Finishing is such an elementary part of knitting that I believe you have to learn to perfection to enjoy. Many knitters tend to avoid projects where time consuming finishing is required just because they do not take any pleasure in sewing, especially compared to knitting the different parts. I, on the other hand, believe that a bit of finishing can sometimes make the difference between looking handmade and looking professional. I have learned to enjoy and take pleasure in my finishing with the aim of making each garments nearly as beautiful on the wrong side as the right side. So do I need yet another book on the topic? Yes, I believe I do! There is so much I – and you – can learn from, the acknowledged designer, Deborah Newton. So off I go to Finishing School!

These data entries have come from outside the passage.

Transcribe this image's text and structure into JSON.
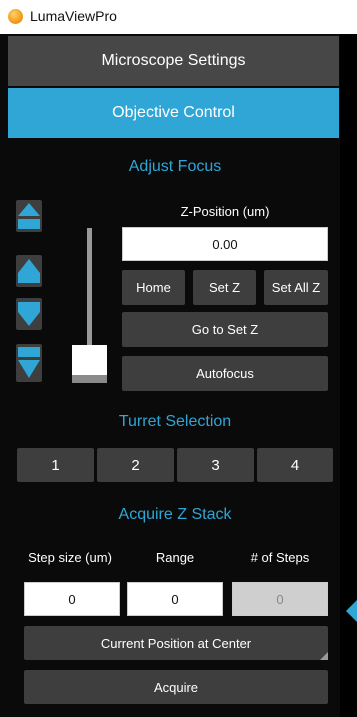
{
  "window": {
    "title": "LumaViewPro"
  },
  "accordion": {
    "microscope_settings": "Microscope Settings",
    "objective_control": "Objective Control"
  },
  "focus": {
    "heading": "Adjust Focus",
    "z_label": "Z-Position (um)",
    "z_value": "0.00",
    "home": "Home",
    "set_z": "Set Z",
    "set_all_z": "Set All Z",
    "go_to_set_z": "Go to Set Z",
    "autofocus": "Autofocus",
    "slider_level": 0.0
  },
  "turret": {
    "heading": "Turret Selection",
    "positions": [
      "1",
      "2",
      "3",
      "4"
    ]
  },
  "zstack": {
    "heading": "Acquire Z Stack",
    "step_label": "Step size (um)",
    "range_label": "Range",
    "steps_label": "# of Steps",
    "step_value": "0",
    "range_value": "0",
    "steps_value": "0",
    "current_center": "Current Position at Center",
    "acquire": "Acquire"
  },
  "colors": {
    "accent": "#2fa6d6",
    "button": "#3e3e3e",
    "panel": "#0a0a0a"
  }
}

“Good finishing is just as important as good fit – without it, my sweaters would look homely rather than stylish. There is nothing worse than a bumpy, uneven seam or sloppy or too-tight edgings – these off-kilter details draw the eye away from the beauty of even the most lovely knitted fabric.” Newton claims in the introduction and I could not agree more. I believe – as she does that – it is merely a question of gaining a few skills and thinking ahead. My basic tips are to sew up as you finish knitting the different parts and do it the same way you would knit, stitch by stitch. I become like the knitting process myself and it is the ultimate achievement.
It is a question of respect, to each piece you have knitted – the craft and the material involved – and justifying the hours spent knitting it. So do spend a bit of time doing the finishing and do not rush through it. Newton offers workshops with a number of photos and drawings to guide you on edgings, seaming, lining, custom couture and steeking. The cover photo is the materials used to make a custom couture knit and is 1 of the 14 excellent patterns offered in this comprehensive and resourceful book.
Her final note on finishing is my goal, always: “Through careful attention to detail and an eye toward perfect construction, you can make your sweaters look fabulous. You can learn new techniques and valuable skills. You can repair and rejuvenate. And you can take the old and make it new again. Finishing School is never out of session.” Thank you, Deborah Newton!